Ugh -- Krugman Bringing Climate-Style Argument by Marginalization to Economics
Climate alarmists have mastered the trick of portraying opposition to their theories as not just being wrong, but being anti-science. For years many scientists who have not looked into climate science at all have reflexively signed petitions supporting the alarmists, in the belief they were supporting science against anti-science. (By the way, time and again when these physicists and Earth scientists have actually later looked at the quality of climate science work, they have been astounded at the really poor quality garbage they were implicitly supporting -- I know, I am in that camp myself).
It looks like Paul Krugman, the most politicized economist ever(TM), is trying to bring the same style argumentation to economics. If you don't agree with him, you are not just wrong, you are anti-science. He is Galileo, and you are the ill-informed mystic.
So let me summarize: we had a scientific revolution in economics, one that dramatically increased our comprehension of the world and also gave us crucial practical guidance about what to do in the face of depressions. The broad outlines of the theory devised during that revolution have held up extremely well in the face of experience, while those rejecting the theory because it doesn’t correspond to their notion of common sense have been wrong every step of the way.

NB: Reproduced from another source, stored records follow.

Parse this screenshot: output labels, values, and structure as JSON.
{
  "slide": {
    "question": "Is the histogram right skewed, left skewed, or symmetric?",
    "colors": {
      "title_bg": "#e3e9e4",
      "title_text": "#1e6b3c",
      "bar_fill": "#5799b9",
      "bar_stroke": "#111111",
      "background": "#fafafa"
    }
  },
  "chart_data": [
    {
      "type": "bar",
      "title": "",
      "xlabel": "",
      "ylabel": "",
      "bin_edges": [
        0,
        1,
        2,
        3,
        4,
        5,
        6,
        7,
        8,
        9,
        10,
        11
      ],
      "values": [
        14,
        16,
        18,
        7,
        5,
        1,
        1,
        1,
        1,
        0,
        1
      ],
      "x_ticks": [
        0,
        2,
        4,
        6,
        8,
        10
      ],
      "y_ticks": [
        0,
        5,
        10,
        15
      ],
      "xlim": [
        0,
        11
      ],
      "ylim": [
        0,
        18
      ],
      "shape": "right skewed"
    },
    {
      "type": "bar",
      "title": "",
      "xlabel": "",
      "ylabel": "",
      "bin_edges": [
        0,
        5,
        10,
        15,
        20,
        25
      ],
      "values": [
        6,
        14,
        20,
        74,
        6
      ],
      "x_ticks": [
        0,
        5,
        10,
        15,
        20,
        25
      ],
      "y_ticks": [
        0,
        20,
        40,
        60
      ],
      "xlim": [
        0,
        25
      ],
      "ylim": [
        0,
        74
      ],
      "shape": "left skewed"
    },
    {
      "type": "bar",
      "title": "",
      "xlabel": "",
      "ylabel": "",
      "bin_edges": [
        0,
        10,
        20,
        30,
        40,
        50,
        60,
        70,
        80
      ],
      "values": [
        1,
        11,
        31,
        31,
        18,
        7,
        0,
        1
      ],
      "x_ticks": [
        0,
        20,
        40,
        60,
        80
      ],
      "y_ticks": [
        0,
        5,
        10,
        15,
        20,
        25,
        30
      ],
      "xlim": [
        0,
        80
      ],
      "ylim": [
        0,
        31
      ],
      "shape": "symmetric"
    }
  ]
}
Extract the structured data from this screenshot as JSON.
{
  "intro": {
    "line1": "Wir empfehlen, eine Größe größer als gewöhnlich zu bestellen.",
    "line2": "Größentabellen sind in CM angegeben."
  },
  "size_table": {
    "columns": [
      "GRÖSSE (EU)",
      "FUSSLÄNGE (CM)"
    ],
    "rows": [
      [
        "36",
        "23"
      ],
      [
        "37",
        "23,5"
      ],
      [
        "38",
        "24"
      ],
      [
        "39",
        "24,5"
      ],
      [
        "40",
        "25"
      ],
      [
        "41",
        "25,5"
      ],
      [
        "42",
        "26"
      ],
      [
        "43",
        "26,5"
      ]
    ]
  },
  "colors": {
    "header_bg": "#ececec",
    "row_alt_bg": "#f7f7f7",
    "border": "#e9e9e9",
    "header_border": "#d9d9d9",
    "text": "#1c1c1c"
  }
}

Yet a large part of both the political establishment and the economics establishment rejects the whole thing out of hand, because they don’t like the conclusions.
Galileo wept.
There are two other similarities between economics and climate that support this kind of blind (but unwarranted) certainty:
- There are few if any opportunities for controlled experiments to truly test cause and effect
- There are near infinite numbers of moving parts and variables, such that one can almost always find an analysis that shows your favored variable correlated to something good or bad -- as long, of course, as you are willing to pretend that a zillion other variables weren't changing at the same time which could have equally likely been part of the causation.